6 août 2020

Le gouvernement néerlandais va poursuivre la Russie devant la Cour européenne à propos de MH17

Le gouvernement néerlandais poursuit la Russie devant la Cour européenne des droits de l’homme pour son rôle présumé dans l’abattage en 2014 du vol de passagers MH17 de Malaysia Airlines.

L’avion a été abattu avec un missile Buk de fabrication russe par des rebelles pro-russes dans l’est de l’Ukraine, et a causé la mort de 298 civils, dont deux tiers étaient néerlandais.

Le ministre néerlandais des affaires étrangères, Stef Blok, a déclaré que cette initiative vise à soutenir les affaires individuelles déposées par les proches de certaines victimes devant la Cour européenne : “Obtenir justice pour les 298 victimes du crash du vol MH17 est et restera la première priorité du gouvernement”, a déclaré M. Blok. “En tant que gouvernement, nous disposons d’informations et de preuves qui nous amènent à conclure à l’implication de la Fédération de Russie”, a-t-il ajouté.

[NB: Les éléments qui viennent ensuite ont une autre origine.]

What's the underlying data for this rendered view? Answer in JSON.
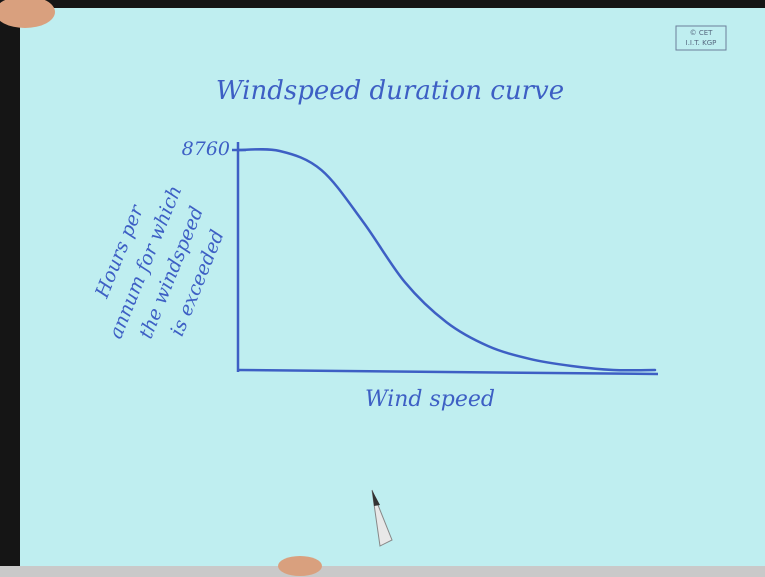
{
  "chart_data": {
    "type": "line",
    "title": "Windspeed duration curve",
    "xlabel": "Wind speed",
    "ylabel": [
      "Hours per",
      "annum for which",
      "the windspeed",
      "is exceeded"
    ],
    "annotations": [
      "© CET",
      "I.I.T. KGP"
    ],
    "x": [
      0,
      1,
      2,
      3,
      4,
      5,
      6,
      7,
      8,
      9,
      10
    ],
    "series": [
      {
        "color": "#3d5fc4",
        "values": [
          8760,
          8720,
          7960,
          5900,
          3500,
          1900,
          950,
          440,
          160,
          0,
          0
        ]
      }
    ],
    "xlim": [
      0,
      10
    ],
    "ylim": [
      0,
      8760
    ],
    "yticks": [
      8760
    ]
  }
}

En lançant un procès interétatique contre la Russie, le gouvernement néerlandais partagera “toutes les informations disponibles et pertinentes sur le crash du vol MH17” avec la Cour européenne afin de soutenir les procès individuels intentés contre la Russie, a déclaré le ministère des affaires étrangères.

Moscou nie toute implication dans le crash de l’avion. En avril, un rapport a révélé que le colonel général Andrei Burlaka du Service fédéral de sécurité russe est l’un des responsables russes qui aurait autorisé le transfert du lanceur de missiles buk russes qui a abattu l’avion. Il ne serait qu’à deux pas du chef du FSB, Alexander Bortnikov, qui dépend directement du président russe Vladimir Poutine.

Les suspects – les Russes Sergei Dubinsky, Oleg Pulatov et Igor Girkin, et l’Ukrainien Leonid Kharchenko – sont jugés par contumace pour leur implication dans la tragédie.

Kharchenko, qui dirigeait une unité de combat en tant que commandant en Ukraine orientale, a été arrêté pour des motifs sans rapport avec cette affaire près de son domicile dans l’est de l’Ukraine, le 11 mars.

En mai, Girkin, un ancien colonel du service de renseignement russe FSB, a déclaré qu’il se sentait “moralement responsable” de la catastrophe.